2.     Langkah-langkah sebagaimana dimaksud sub - ayat (a) dan (b), ayat 1 Pasal ini harus dianggap bagian integral daripada ratifikasi dan mempunyai kekuatan hukum ratifikasi.

3.     Setiap Anggota dapat sewaktu-waktu dengan pernyataan berikutnya menunda seluruh atau sebagian pertimbangan yang dibuat melalui naskah asli pernyataan dengan memperhatikan ketentuan sub-ayat (b), (c) atau (d) ayat 1 Pasal ini.

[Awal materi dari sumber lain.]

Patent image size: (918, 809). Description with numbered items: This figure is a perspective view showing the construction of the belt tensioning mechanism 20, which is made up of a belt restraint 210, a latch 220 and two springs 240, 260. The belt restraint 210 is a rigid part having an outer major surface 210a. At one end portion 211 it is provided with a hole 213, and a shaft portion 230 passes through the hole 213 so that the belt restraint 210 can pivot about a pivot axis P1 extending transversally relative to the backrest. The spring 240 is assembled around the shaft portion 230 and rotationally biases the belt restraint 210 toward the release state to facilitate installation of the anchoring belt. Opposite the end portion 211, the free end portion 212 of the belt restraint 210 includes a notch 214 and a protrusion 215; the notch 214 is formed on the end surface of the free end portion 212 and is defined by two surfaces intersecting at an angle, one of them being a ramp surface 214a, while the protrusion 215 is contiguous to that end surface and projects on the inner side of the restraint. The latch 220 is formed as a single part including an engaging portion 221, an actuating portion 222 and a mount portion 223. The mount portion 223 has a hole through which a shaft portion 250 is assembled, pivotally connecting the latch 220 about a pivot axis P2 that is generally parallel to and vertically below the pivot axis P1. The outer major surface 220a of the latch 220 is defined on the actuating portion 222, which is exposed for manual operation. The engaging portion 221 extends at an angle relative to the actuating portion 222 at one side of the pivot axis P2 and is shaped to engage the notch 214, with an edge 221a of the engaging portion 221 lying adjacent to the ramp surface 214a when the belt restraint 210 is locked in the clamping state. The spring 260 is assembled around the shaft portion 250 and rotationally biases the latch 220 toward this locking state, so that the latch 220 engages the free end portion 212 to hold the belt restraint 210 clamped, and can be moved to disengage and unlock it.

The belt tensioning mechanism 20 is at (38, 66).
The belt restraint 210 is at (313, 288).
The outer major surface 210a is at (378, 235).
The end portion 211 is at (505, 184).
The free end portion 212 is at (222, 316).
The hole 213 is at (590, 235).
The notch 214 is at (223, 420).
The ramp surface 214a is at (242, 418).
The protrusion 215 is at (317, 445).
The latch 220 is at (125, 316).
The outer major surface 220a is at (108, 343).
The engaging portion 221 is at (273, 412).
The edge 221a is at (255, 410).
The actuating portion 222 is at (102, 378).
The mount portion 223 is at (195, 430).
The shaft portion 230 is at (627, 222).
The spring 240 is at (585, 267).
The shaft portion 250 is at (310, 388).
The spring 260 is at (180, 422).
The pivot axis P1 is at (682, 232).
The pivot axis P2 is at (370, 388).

4.     Setiap Anggota dapat, sewaktu-waktu mencabut ratifikasi Konvensi ini sesuai dengan ketentuan Pasal 16, dan menyampaikannya kepada Direktur Jenderal mengenai maksud perubahan atas syarat-syarat perubahan terdahulu dan menyatakan pendirian sekarang sehubungan dengan wilayah-wilayah tersebut.

Pasal 13

1.     Bilamana hal-hal pokok Konvensi dilaksanakan dalam suatu wilayah non - metropolitan yang mempunyai kekuasaan mandiri, maka Anggota yang bertanggung jawab atas hubungan internasional wilayah yang bersangkutan dapat, dengan persetujuan pemerintah wilayah yang bersangkutan, menyampaikan kepada Direktur Jenderal Organisasi Perburuhan Internasional pernyataan menerima kewajiban-kewajiban Konvensi ini atas nama wilayah yang bersangkutan.

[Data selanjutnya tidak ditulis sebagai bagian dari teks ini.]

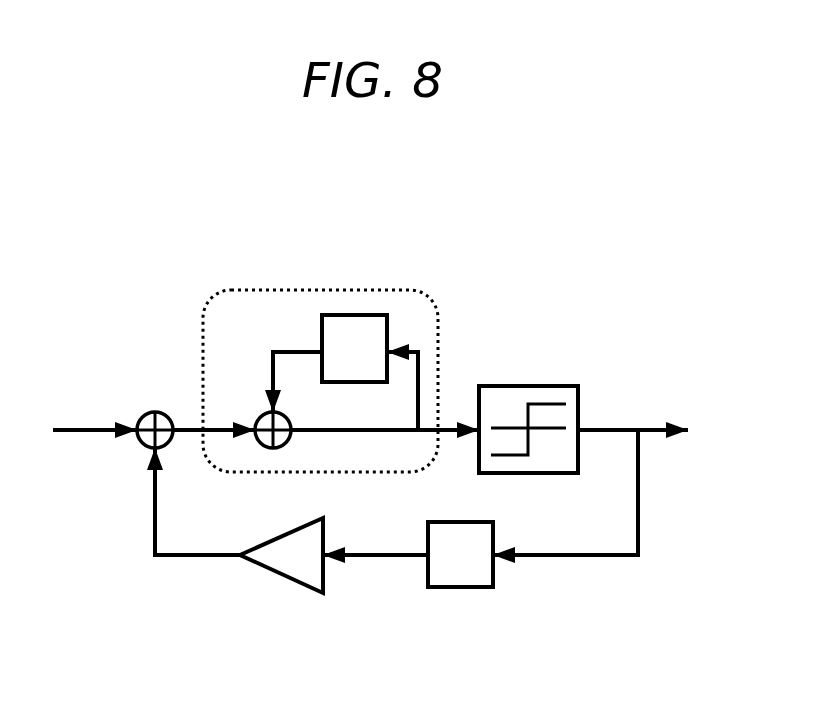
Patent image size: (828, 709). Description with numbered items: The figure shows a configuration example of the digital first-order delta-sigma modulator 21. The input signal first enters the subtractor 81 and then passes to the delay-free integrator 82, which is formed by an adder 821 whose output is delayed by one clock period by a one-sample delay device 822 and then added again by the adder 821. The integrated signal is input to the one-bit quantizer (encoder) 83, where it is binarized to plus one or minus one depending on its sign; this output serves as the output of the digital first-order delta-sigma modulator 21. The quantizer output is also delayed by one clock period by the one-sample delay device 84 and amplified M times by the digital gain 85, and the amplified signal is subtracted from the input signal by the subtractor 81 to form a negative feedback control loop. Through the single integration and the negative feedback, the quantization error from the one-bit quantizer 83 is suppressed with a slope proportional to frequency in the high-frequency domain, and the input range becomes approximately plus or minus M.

The digital first-order delta-sigma modulator 21 is at (499, 203).
The subtractor 81 is at (153, 412).
The delay-free integrator 82 is at (320, 290).
The adder 821 is at (291, 422).
The one-sample delay device 822 is at (322, 333).
The one-bit quantizer (encoder) 83 is at (525, 386).
The one-sample delay device 84 is at (462, 588).
The digital gain 85 is at (285, 570).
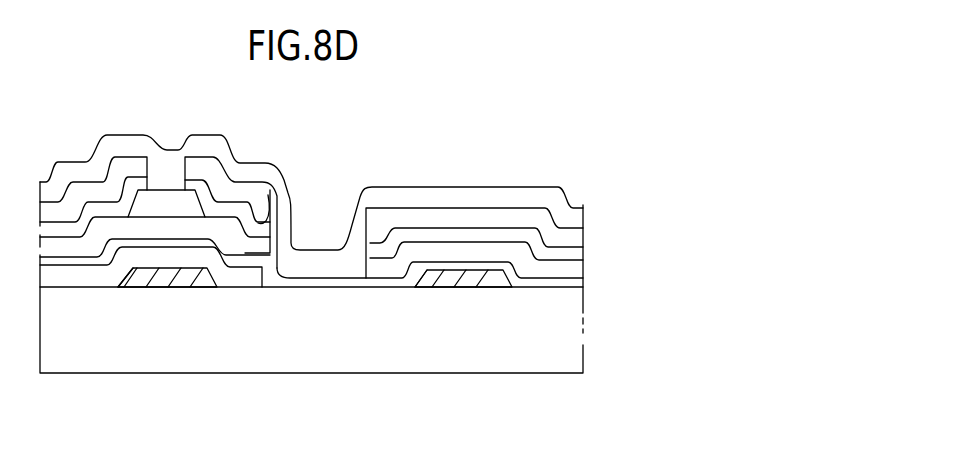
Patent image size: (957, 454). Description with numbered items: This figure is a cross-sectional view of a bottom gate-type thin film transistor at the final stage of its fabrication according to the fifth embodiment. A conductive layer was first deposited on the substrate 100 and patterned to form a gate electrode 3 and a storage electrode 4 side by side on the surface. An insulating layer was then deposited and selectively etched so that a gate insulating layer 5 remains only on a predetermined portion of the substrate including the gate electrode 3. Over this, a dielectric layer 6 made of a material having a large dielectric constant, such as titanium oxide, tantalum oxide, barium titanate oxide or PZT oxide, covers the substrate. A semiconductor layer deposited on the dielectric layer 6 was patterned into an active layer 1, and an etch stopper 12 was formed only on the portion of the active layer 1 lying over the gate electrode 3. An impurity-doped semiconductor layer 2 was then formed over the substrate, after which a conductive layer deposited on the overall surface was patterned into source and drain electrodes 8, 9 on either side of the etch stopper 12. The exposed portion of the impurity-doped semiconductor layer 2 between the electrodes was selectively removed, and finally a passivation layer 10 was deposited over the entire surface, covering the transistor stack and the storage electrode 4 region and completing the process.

2.     Pernyataan menerima kewajiban - kewajiban Konvensi ini dapat disampaikan kepada Direktur Jenderal Organisasi Perburuhan Internasional oleh -

(a). dua atau lebih Anggota organisasi sehubungan dengan wilayah yang berada dalam kekuasaan gabungan ; atau
(b). penguasa internasional yang bertanggung jawab atas administrasi suatu wilayah, dengan mengingat Piagam Perserikatan Bangsa - Bangsa atau sejenisnya, sehubungan dengan wilayah tersebut.

3.     Pernyataan yang disampaikan kepada Direktur Jenderal Kantor Organisasi Perburuhan Internasional sesuai dengan ayat-ayat terdahulu Pasal ini harus menyebutkan apakah ketentuan-ketentuan Konvensi akan diterapkan di wilayah yang bersangkutan tanpa perubahan atau dengan perubahan; bilamana pernyataan menyebutkan bahwa ketentuan - ketentuan Konvensi akan diterapkan dengan perubahan, harus disebutkan secara rinci perubahan-perubahan dimaksud.

4.     Anggota, beberapa Anggota, atau penguasa internasional yang bersangkutan dapat sewaktu-waktu dengan pernyataan berikutnya membatalkan seluruh atau sebagian hak untuk memperbaiki suatu perubahan yang disebutkan pada pernyataan terdahulu.

5.     Anggota, beberapa Anggota, atau penguasa internasional yang bersangkutan dapat sewaktu-waktu, dimana ratifikasi Konvensi ini dapat dicabut sesuai dengan ketentuan Pasal 16, menyampaikan kepada Direktur Jenderal mengenai maksud perubahan atas syarat-syarat perubahan terdahulu dan menyatakan pendirian sekarang sehubungan dengan wilayah-wilayah tersebut.

Bab IV
Ketentuan-Ketentuan Akhir

Pasal 14

Ratifikasi resmi Konvensi ini harus disampaikan kepada Direktur Jenderal Organisasi Perburuhan Internasional untuk didaftarkan.

Pasal 15

1.     Konvensi ini mengikat hanya kepada Anggota Organisasi Perburuhan Internasional yang ratifikasinya telah didaftarkan oleh Direktur Jenderal.

2.     Konvensi ini mulai berlaku 12 bulan sejak tanggal dimana ratifikasi oleh dua Anggota Organisasi Perburuhan Internasional didaftarkan pada Direktur Jenderal.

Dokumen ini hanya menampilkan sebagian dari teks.